How not to be a rocker

Column Rob Huurman

Rob Huurman ,

Okay, je bent tien jaar oud en hebt daarvan zeven jaar fanatiek geluisterd naar alles wat god op muziekgebied verboden heeft. Simpelweg omdat de platenkast van papa en mama een uiterst bedroevend aanbod had en ik een meer dan gemiddelde interesse in muziek vertoonde. Die zeven jaren leveren misschien mooie prijzen op tijdens de gemiddelde muziekquiz, maar daar koop je natuurlijk geen reet voor.

Nog nagenietend van de zoveelste draaibeurt van “Als de rook om je hoofd is verdwenen” van Boudewijn de Groot (‘Alle 13 goed’, editie 1972) zit ik samen met mijn kameraad voor het leven in mijn kamertje te chillen. Of zoals we dat toen noemden ‘te rusten’. Hij zei: “Ik heb een mooie plaat van oom René gekregen.” Hij zette hem op en mijn bek viel open. Het betrof de LP ‘Boys don’t cry’ van The Cure. Aanvankelijk moest ik even acclimatiseren van deze luisterervaring die later het begin van de rest van mijn leven zou betekenen, maar al snel was ik om en wist ik het zeker. Ik ga mijn haar verven!

Een aantal jaren gaat voorbij en ik ga via Joy Division, Sisters of Mercy en Echo & the bunnymen verder het new-wave pad op. Natuurlijk koop ik een hash-Puch (een MV50 voor de kenner), koop mijn eerste gitaar en begin mijn eerste bandje. We speelden alleen liedjes van zojuist genoemde bands en ik had inmiddels de conclusie getrokken dat ik de muziek in wilde. De middelbare school werd volledig weggerookt door goedgevulde weekendsigaretten en ik moest, geheel conform mijn verwachting, mijn ó zo geliefde school verlaten na tweemaal te doubleren. “Weet je”, dacht ik, “als ik nou eens via het MBO naar het conservatorium zou gaan dan kom ik uiteindelijk waar ik wil zijn: in de muziekbizz.” Dus niet! Ik werd verliefd, ging bedrijfskunde studeren en vond een goedbetaalde baan in het dooie bedrijfsleven. Rock & roll man!

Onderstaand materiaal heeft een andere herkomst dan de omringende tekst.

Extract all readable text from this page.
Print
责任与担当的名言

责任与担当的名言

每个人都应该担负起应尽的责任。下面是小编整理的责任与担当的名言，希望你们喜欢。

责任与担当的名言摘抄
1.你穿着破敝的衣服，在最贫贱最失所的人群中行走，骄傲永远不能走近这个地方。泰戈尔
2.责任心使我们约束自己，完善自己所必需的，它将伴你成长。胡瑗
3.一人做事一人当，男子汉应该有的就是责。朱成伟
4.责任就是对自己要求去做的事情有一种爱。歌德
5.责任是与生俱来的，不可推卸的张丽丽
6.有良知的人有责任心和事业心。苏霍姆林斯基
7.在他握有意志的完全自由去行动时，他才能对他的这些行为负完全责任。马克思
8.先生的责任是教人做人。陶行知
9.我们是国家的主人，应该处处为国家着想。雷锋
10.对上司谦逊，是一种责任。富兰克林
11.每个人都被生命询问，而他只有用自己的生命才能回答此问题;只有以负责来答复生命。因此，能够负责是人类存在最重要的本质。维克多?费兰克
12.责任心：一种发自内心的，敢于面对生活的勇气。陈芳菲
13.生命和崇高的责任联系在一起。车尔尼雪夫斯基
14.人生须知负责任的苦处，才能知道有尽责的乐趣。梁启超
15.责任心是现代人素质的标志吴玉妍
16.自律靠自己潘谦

Jaren later, een zoon rijker en een huwelijk armer, begint een nieuwe fase in mijn leven. Ik koop een digitale recorder en begin weer met het schrijven van liedjes. Als ik voldoende liedjes heb begint de zoektocht naar de rest van de band. Inmiddels zijn we compleet en proberen we onder de noemer Laura Palmer de wereld te veroveren. Ik ben inmiddels 39 jaar, heb een koophuis en een zoals gezegd een pracht van een zoon. Ben weer verliefd geworden (en ditmaal voor het leven), heb een drukke baan en probeer een bandje aan de man te brengen. Kansloos? Wie weet! Leuk? Absoluut! Gelukkig is er, in tegenstelling tot 20 jaar geleden, nu wel voldoende geld om fatsoenlijke spullen te kopen en goede opnames te maken. Ook de middelen om op effectieve wijze te netwerken en shows te boeken zijn binnen handbereik. Verder is er voldoende seks, drugs en rock & roll, dus dat zit allemaal wel snor dunkt mij.

Maar is dit allemaal wel rock & roll genoeg? Ben ik niet te oud om in een bandje te spelen tussen voornamelijk de twintigers die het circuit domineren? “Natuurlijk niet!” is mijn bescheiden mening. Het gaat gelukkig nog steeds om dat mooie liedje, om die mooie plaat. En échte rockers zijn natuurlijk al jaren geleden uitgestorven. Het laatste exemplaar dat we in het wild konden treffen besloot in 2001 van een hotel af te vliegen zonder beschermende kleding.

Maar het gaat in de muziek al lang niet meer om het zijn van een rocker. Het gaat om een integere instelling en gewoon goede muziek maken. Het gaat erom dat je met je band oprecht los gaat op het podium en na afloop van een show achter de merche-tafel verlegen handtekeningetjes zet en een bescheiden praatje hebt met je fans. Dit zijn en blijven de succesfactoren van elke band, en of hier nou seks en drugs bij komen kijken is van ondergeschikt belang. Denk aan bands als Motorpsycho, Mogwai en iLiKETRAiNS en je begrijpt waarschijnlijk wel wat ik bedoel. Zo niet, check ze!